During the hospitalization period, the unintentional discrepancies corrected by the physician were classified according to the following factors: I) reintroduction of medications used before admission or introduction of a therapeutic equivalent; II) adjustment of the dose to the dose used before admission or any new changes in dose; or III) adjustment of the timing to the timing used before admission or any new changes in timing.

Results

During the eight-month study period, 229 patients were admitted to the selected units. Of these, 24 patients were included in the conciliation service, and 202 patients were excluded for the following reasons: discharge or transfer to another unit before the medication history was collected (n = 9), hospitalization for more than 48 hours without collection of medication history (n = 162), death before conciliation (n = 3), communication impairment and lack of a caregiver to help in data collection (n = 7), admission for elective surgery (n = 7), and refusal to participate in the study (n = 14).
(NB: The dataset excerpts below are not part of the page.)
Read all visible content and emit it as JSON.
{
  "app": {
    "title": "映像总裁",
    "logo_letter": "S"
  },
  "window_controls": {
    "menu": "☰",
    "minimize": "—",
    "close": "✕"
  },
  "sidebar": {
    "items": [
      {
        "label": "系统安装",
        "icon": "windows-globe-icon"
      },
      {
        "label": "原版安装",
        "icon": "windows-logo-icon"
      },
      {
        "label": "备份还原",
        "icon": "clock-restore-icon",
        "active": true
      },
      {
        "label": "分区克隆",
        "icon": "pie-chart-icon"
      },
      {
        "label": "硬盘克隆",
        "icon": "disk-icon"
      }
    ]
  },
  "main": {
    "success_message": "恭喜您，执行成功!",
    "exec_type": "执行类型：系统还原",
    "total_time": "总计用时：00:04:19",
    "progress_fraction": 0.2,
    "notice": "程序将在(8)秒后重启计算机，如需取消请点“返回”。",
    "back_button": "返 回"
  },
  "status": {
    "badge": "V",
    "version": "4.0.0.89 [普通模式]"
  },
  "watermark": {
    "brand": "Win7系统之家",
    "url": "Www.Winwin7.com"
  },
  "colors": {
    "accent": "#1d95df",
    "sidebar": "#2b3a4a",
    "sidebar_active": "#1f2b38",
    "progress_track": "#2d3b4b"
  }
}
The study group was primarily composed of women (58.0%) with a mean age of 59 ± 6.0 years; the participants were admitted for various clinical conditions. The most frequent comorbidities were associated with the cardiovascular and endocrine systems, including hypertension (79.0%), coronary artery disease (54.0%), dyslipidemia (50.0%), and diabetes mellitus (33.0%). The Charlson comorbidity index (CCI) was used to assess the risk of death of the patients for the following ten years (Table 1).

Table 1
Characteristics of the study population. Curitiba, state of Paraná, Brazil, 2014

In most cases (42%), the patients were the only source of information. For 37% of the patients, two sources were consulted; for 17% of the patients, three sources were consulted; and for 4% of patients, four sources were consulted. Half of the patients (50%) brought their medications to the hospital on admission (or the caregiver brought them later), 29.0% brought a list of drugs, and in 4.0% of cases, the caregiver or family member helped collect and disclose history data.

The drugs involved in intentional and unintentional discrepancies were classified according to the Anatomical Therapeutic Chemical (ATC) classification system, and the drug groups with the highest prevalence were those used to treat complications in the cardiovascular system (n = 43), nervous system (n = 13), gastrointestinal tract and metabolism (n = 11), and blood and blood-forming organs (n ​​= 10).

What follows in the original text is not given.